We left the Ngoma a little bit pissed off.
Painting the VTC
Also on Monday, we received another volunteer - Giza, a Malawian artist whom Krista and Liz met whilst on their travels, and who had been in Mbeya trying to figure out whether he could make a living in Tanzania. Krista and Liz suggested he might like to come and help paint the Vocational Training Centre, and do some extra special artwork on the walls. So on Monday morning we moved to Sanangula, close to the VTC, so we did not have to cycle an hour each way every day.
It was a busy week at the VTC - painting all day on Monday and Tuesday, before tutoring "started" on Wednesday. Annoyingly there were a number of teething problems with the tutoring of sponsored secondary school pupils - firstly the mess over the timetable, which should have been written the week before, rather than on the first day, meaning there was no actual tutoring on Wednesday. Such basic things should not go wrong, but it's getting underway rather more smoothly now. Apart from me not being there at the moment because of malaria.
DEA for NAMACO
This is the name of a project we visited on Friday and Saturday. Which wasn't very good. They have their hearts in the right places but apart from seeing Oswin's old secondary school and eating some really nice food, it was rather a waste of our time. Hopefully the advice we give them will steer them towards a slightly more sensible course.
Mostly so far they have been providing clothes to orphans, the elderly, disabled and HIV victims, which is not a long term solution to anything, and a waste of money. They have been pouring members' money into a rice growing project with the intention of sharing in the profits, without first agreeing the terms of their partnership.
The one thing going for them is enthusiasm and the sheer number of people they have involved in the project. If they can start thinking about how they can be most effective then they have a chance. It's not expensive to provide community education.

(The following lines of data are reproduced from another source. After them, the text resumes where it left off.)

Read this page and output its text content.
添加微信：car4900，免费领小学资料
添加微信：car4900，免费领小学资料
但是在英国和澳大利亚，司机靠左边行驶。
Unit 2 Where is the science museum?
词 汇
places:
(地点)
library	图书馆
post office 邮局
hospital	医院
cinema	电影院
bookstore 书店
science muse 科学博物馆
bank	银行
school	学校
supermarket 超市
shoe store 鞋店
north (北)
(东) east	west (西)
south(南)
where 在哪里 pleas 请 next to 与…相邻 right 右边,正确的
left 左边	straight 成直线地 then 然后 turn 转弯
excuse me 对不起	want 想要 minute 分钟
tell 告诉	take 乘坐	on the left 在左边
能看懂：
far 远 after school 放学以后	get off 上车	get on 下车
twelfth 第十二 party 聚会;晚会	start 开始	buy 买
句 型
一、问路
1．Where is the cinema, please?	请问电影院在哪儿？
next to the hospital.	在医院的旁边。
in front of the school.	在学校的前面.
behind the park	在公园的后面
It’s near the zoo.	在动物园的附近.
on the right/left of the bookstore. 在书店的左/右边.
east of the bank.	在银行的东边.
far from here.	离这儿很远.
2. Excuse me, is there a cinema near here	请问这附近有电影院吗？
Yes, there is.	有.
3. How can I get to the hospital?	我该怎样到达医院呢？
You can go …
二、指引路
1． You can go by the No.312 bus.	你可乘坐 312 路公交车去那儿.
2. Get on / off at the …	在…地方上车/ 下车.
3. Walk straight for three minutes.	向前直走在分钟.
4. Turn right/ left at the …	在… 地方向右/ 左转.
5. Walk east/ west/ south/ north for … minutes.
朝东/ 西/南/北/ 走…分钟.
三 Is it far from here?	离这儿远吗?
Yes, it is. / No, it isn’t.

On Saturday night we went out on the town and stayed at Oswin's place. We not only got to meet Stella, Oswin's wife and Pestarose, Oswin's daughter, but we also met a very drunk bus driver called Japhet, dancing in a small roadside bar. Then we went to a nightclub that turned out to have very few people in it (after everyone told us it was the place to be), drank Konyagi and Coke, and then left when it closed early because of a power cut.
Cracking night out.
Oswin also told us the story of how he and Stella ended up together, which started when they were children, and involved secrecy (Oswin was supposed to be training to be a priest), forced separation, frantic searches for each other in Dar Es Salaam, and finally Oswin refusing to pay a bride price. It's a Hollywood epic.
I think that brings you pretty much up to date.